Recuerdo con exactitud el día en que la conocí. Tenía 10 años y la profesora de artes del colegio nos propuso un desafío: llegar a la siguiente clase con el nombre del artista que más se había hecho autorretratos.
En mi casa no teníamos internet, pero mis papás eran amantes del arte y contábamos con una amplia biblioteca. Emprendí la búsqueda con un sistema que me sonaba infalible: ver cada uno de los libros y contar la cantidad de autorretratos que salían en estos. Como si todas las obras de los artistas estuvieran sí o sí publicadas. Sea como sea, encontré un libro titulado Kahlo. Me acuerdo de comentárselo a mi padre “no conozco a este pintor”, y de su respuesta “es pintora”.

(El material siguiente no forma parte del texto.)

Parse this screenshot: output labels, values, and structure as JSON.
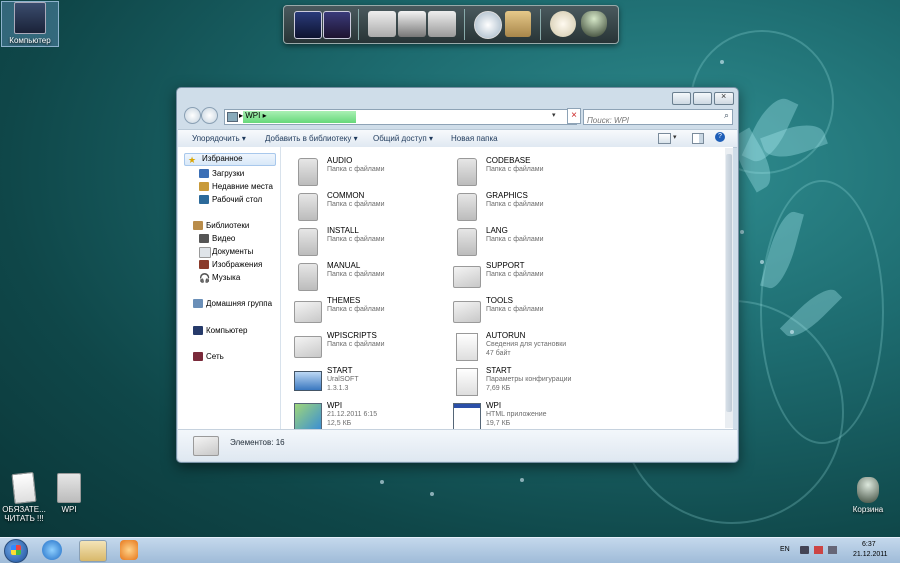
{
  "desktop": {
    "icons": [
      {
        "label": "Компьютер"
      },
      {
        "label": "ОБЯЗАТЕ... ЧИТАТЬ !!!"
      },
      {
        "label": "WPI"
      },
      {
        "label": "Корзина"
      }
    ]
  },
  "explorer": {
    "address": {
      "path": "WPI"
    },
    "search": {
      "placeholder": "Поиск: WPI"
    },
    "toolbar": {
      "organize": "Упорядочить",
      "add_to_library": "Добавить в библиотеку",
      "share": "Общий доступ",
      "new_folder": "Новая папка"
    },
    "sidebar": {
      "favorites": "Избранное",
      "downloads": "Загрузки",
      "recent": "Недавние места",
      "desktop": "Рабочий стол",
      "libraries": "Библиотеки",
      "video": "Видео",
      "documents": "Документы",
      "images": "Изображения",
      "music": "Музыка",
      "homegroup": "Домашняя группа",
      "computer": "Компьютер",
      "network": "Сеть"
    },
    "files": [
      {
        "name": "AUDIO",
        "type": "Папка с файлами"
      },
      {
        "name": "CODEBASE",
        "type": "Папка с файлами"
      },
      {
        "name": "COMMON",
        "type": "Папка с файлами"
      },
      {
        "name": "GRAPHICS",
        "type": "Папка с файлами"
      },
      {
        "name": "INSTALL",
        "type": "Папка с файлами"
      },
      {
        "name": "LANG",
        "type": "Папка с файлами"
      },
      {
        "name": "MANUAL",
        "type": "Папка с файлами"
      },
      {
        "name": "SUPPORT",
        "type": "Папка с файлами"
      },
      {
        "name": "THEMES",
        "type": "Папка с файлами"
      },
      {
        "name": "TOOLS",
        "type": "Папка с файлами"
      },
      {
        "name": "WPISCRIPTS",
        "type": "Папка с файлами"
      },
      {
        "name": "AUTORUN",
        "type": "Сведения для установки",
        "size": "47 байт"
      },
      {
        "name": "START",
        "type": "UralSOFT",
        "size": "1.3.1.3"
      },
      {
        "name": "START",
        "type": "Параметры конфигурации",
        "size": "7,69 КБ"
      },
      {
        "name": "WPI",
        "type": "21.12.2011 6:15",
        "size": "12,5 КБ"
      },
      {
        "name": "WPI",
        "type": "HTML приложение",
        "size": "19,7 КБ"
      }
    ],
    "details": {
      "count": "Элементов: 16"
    }
  },
  "taskbar": {
    "language": "EN",
    "time": "6:37",
    "date": "21.12.2011"
  }
}
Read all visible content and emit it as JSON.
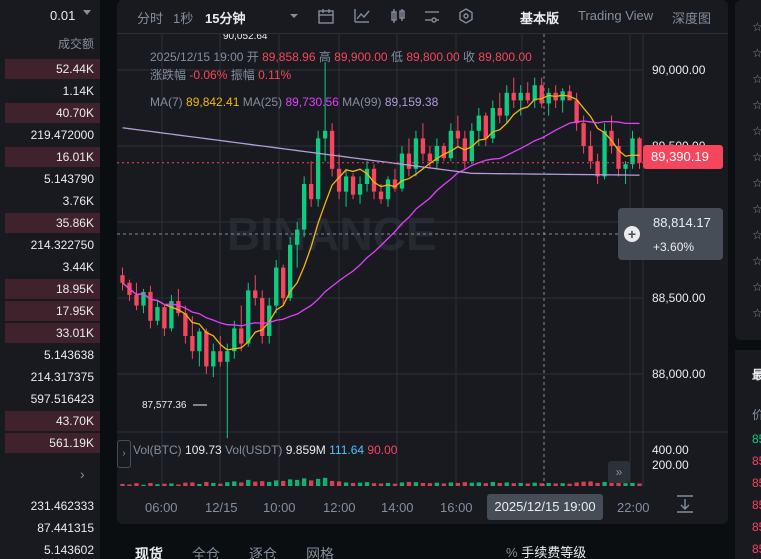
{
  "orderbook": {
    "step": "0.01",
    "column_label": "成交额",
    "rows": [
      {
        "value": "52.44K",
        "depth": 0.95
      },
      {
        "value": "1.14K",
        "depth": 0
      },
      {
        "value": "40.70K",
        "depth": 0.95
      },
      {
        "value": "219.472000",
        "depth": 0
      },
      {
        "value": "16.01K",
        "depth": 0.95
      },
      {
        "value": "5.143790",
        "depth": 0
      },
      {
        "value": "3.76K",
        "depth": 0
      },
      {
        "value": "35.86K",
        "depth": 0.95
      },
      {
        "value": "214.322750",
        "depth": 0
      },
      {
        "value": "3.44K",
        "depth": 0
      },
      {
        "value": "18.95K",
        "depth": 0.95
      },
      {
        "value": "17.95K",
        "depth": 0.95
      },
      {
        "value": "33.01K",
        "depth": 0.95
      },
      {
        "value": "5.143638",
        "depth": 0
      },
      {
        "value": "214.317375",
        "depth": 0
      },
      {
        "value": "597.516423",
        "depth": 0
      },
      {
        "value": "43.70K",
        "depth": 0.95
      },
      {
        "value": "561.19K",
        "depth": 0.95
      }
    ],
    "more_rows": [
      "231.462333",
      "87.441315",
      "5.143602"
    ]
  },
  "toolbar": {
    "intervals": [
      "分时",
      "1秒",
      "15分钟"
    ],
    "active_interval": "15分钟",
    "views": [
      "基本版",
      "Trading View",
      "深度图"
    ],
    "active_view": "基本版",
    "icons": [
      "interval-dropdown-icon",
      "calendar-icon",
      "indicator-icon",
      "candle-type-icon",
      "settings-icon",
      "hexagon-icon"
    ]
  },
  "ohlc": {
    "time": "2025/12/15 19:00",
    "open_label": "开",
    "open": "89,858.96",
    "high_label": "高",
    "high": "89,900.00",
    "low_label": "低",
    "low": "89,800.00",
    "close_label": "收",
    "close": "89,800.00",
    "change_label": "涨跌幅",
    "change": "-0.06%",
    "amplitude_label": "振幅",
    "amplitude": "0.11%"
  },
  "ma": {
    "ma7_label": "MA(7)",
    "ma7": "89,842.41",
    "ma25_label": "MA(25)",
    "ma25": "89,730.56",
    "ma99_label": "MA(99)",
    "ma99": "89,159.38"
  },
  "volume": {
    "btc_label": "Vol(BTC)",
    "btc": "109.73",
    "usdt_label": "Vol(USDT)",
    "usdt": "9.859M",
    "v1": "111.64",
    "v2": "90.00",
    "axis": [
      "400.00",
      "200.00"
    ]
  },
  "price_axis": [
    "90,000.00",
    "89,500.00",
    "89,000.00",
    "88,500.00",
    "88,000.00"
  ],
  "last_price": "89,390.19",
  "crosshair": {
    "price": "88,814.17",
    "pct": "+3.60%",
    "time": "2025/12/15 19:00"
  },
  "annotations": {
    "max": "90,052.64",
    "min": "87,577.36"
  },
  "time_axis": [
    "06:00",
    "12/15",
    "10:00",
    "12:00",
    "14:00",
    "16:00",
    "22:00"
  ],
  "watermark": "BINANCE",
  "bottom_tabs": [
    "现货",
    "全仓",
    "逐仓",
    "网格"
  ],
  "fee_label": "手续费等级",
  "right_panel": {
    "header": "最",
    "col": "价",
    "prices": [
      "85",
      "85",
      "85",
      "85",
      "85",
      "85"
    ]
  },
  "colors": {
    "up": "#0ecb81",
    "down": "#f6465d",
    "ma7": "#f0b90b",
    "ma25": "#e040fb",
    "ma99": "#b39ddb",
    "bg": "#181a20"
  },
  "chart_data": {
    "type": "candlestick",
    "interval": "15m",
    "price_range": [
      87500,
      90100
    ],
    "candles": [
      [
        88650,
        88700,
        88550,
        88600
      ],
      [
        88600,
        88620,
        88480,
        88520
      ],
      [
        88520,
        88600,
        88420,
        88450
      ],
      [
        88450,
        88560,
        88400,
        88540
      ],
      [
        88540,
        88580,
        88300,
        88350
      ],
      [
        88350,
        88480,
        88320,
        88440
      ],
      [
        88440,
        88460,
        88250,
        88300
      ],
      [
        88300,
        88520,
        88280,
        88480
      ],
      [
        88480,
        88560,
        88380,
        88400
      ],
      [
        88400,
        88450,
        88200,
        88250
      ],
      [
        88250,
        88380,
        88100,
        88150
      ],
      [
        88150,
        88300,
        88050,
        88280
      ],
      [
        88280,
        88300,
        88000,
        88050
      ],
      [
        88050,
        88200,
        87980,
        88150
      ],
      [
        88150,
        88250,
        88050,
        88080
      ],
      [
        88080,
        88200,
        87577,
        88150
      ],
      [
        88150,
        88350,
        88100,
        88300
      ],
      [
        88300,
        88450,
        88150,
        88200
      ],
      [
        88200,
        88600,
        88180,
        88550
      ],
      [
        88550,
        88650,
        88450,
        88500
      ],
      [
        88500,
        88550,
        88200,
        88250
      ],
      [
        88250,
        88500,
        88200,
        88450
      ],
      [
        88450,
        88750,
        88400,
        88700
      ],
      [
        88700,
        88720,
        88450,
        88500
      ],
      [
        88500,
        88900,
        88480,
        88850
      ],
      [
        88850,
        89000,
        88700,
        88950
      ],
      [
        88950,
        89300,
        88900,
        89250
      ],
      [
        89250,
        89400,
        89100,
        89150
      ],
      [
        89150,
        89600,
        89100,
        89550
      ],
      [
        89550,
        90052,
        89400,
        89600
      ],
      [
        89600,
        89650,
        89300,
        89350
      ],
      [
        89350,
        89450,
        89150,
        89200
      ],
      [
        89200,
        89350,
        89100,
        89300
      ],
      [
        89300,
        89320,
        89150,
        89180
      ],
      [
        89180,
        89300,
        89120,
        89250
      ],
      [
        89250,
        89400,
        89200,
        89350
      ],
      [
        89350,
        89380,
        89150,
        89200
      ],
      [
        89200,
        89250,
        89120,
        89150
      ],
      [
        89150,
        89300,
        89100,
        89280
      ],
      [
        89280,
        89350,
        89200,
        89220
      ],
      [
        89220,
        89500,
        89200,
        89450
      ],
      [
        89450,
        89550,
        89300,
        89350
      ],
      [
        89350,
        89600,
        89300,
        89550
      ],
      [
        89550,
        89650,
        89400,
        89450
      ],
      [
        89450,
        89500,
        89350,
        89400
      ],
      [
        89400,
        89550,
        89350,
        89500
      ],
      [
        89500,
        89520,
        89400,
        89420
      ],
      [
        89420,
        89650,
        89400,
        89600
      ],
      [
        89600,
        89700,
        89500,
        89550
      ],
      [
        89550,
        89600,
        89350,
        89400
      ],
      [
        89400,
        89650,
        89380,
        89600
      ],
      [
        89600,
        89750,
        89500,
        89700
      ],
      [
        89700,
        89720,
        89500,
        89550
      ],
      [
        89550,
        89800,
        89520,
        89750
      ],
      [
        89750,
        89850,
        89650,
        89700
      ],
      [
        89700,
        89900,
        89650,
        89850
      ],
      [
        89850,
        89950,
        89750,
        89800
      ],
      [
        89800,
        89900,
        89700,
        89850
      ],
      [
        89850,
        89920,
        89780,
        89800
      ],
      [
        89800,
        89950,
        89750,
        89900
      ],
      [
        89900,
        89950,
        89750,
        89780
      ],
      [
        89780,
        89880,
        89700,
        89850
      ],
      [
        89850,
        89900,
        89750,
        89800
      ],
      [
        89800,
        89880,
        89720,
        89860
      ],
      [
        89860,
        89900,
        89800,
        89800
      ],
      [
        89800,
        89850,
        89600,
        89650
      ],
      [
        89650,
        89700,
        89450,
        89500
      ],
      [
        89500,
        89600,
        89350,
        89400
      ],
      [
        89400,
        89450,
        89250,
        89300
      ],
      [
        89300,
        89650,
        89280,
        89600
      ],
      [
        89600,
        89700,
        89450,
        89500
      ],
      [
        89500,
        89550,
        89300,
        89350
      ],
      [
        89350,
        89400,
        89250,
        89380
      ],
      [
        89380,
        89600,
        89350,
        89550
      ],
      [
        89550,
        89560,
        89350,
        89390
      ]
    ],
    "volumes": [
      40,
      30,
      55,
      25,
      60,
      35,
      45,
      50,
      30,
      65,
      70,
      40,
      80,
      60,
      45,
      75,
      90,
      70,
      120,
      85,
      95,
      80,
      110,
      100,
      130,
      120,
      150,
      110,
      140,
      160,
      100,
      90,
      70,
      60,
      65,
      75,
      55,
      50,
      60,
      45,
      70,
      80,
      75,
      60,
      55,
      65,
      50,
      70,
      60,
      75,
      65,
      70,
      55,
      80,
      60,
      70,
      55,
      60,
      50,
      65,
      55,
      60,
      50,
      55,
      45,
      70,
      85,
      90,
      60,
      80,
      65,
      70,
      55,
      60,
      50
    ]
  }
}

¡Pintora! ¡Una artista mujer! Estaba emocionada. Hasta ese entonces, de pintoras solo me sonaban Tarsila do Amaral y Georgia O’Keeffe porque habíamos ido a ver sus exposiciones con mis papás. Del resto, conocía a puros hombres.
Tenía la sensación de que las mujeres que yo veía aparecían en las obras, pero no eran retratadas por mujeres. Estaba en lo correcto: de acuerdo con estudios realizados por el colectivo Guerrilla Girls, solo 6% de los artistas exhibidos en los museos son mujeres, pero más del 60% de los desnudos mostrados son femeninos.
Quizás por eso Kahlo me sorprendió por primera vez.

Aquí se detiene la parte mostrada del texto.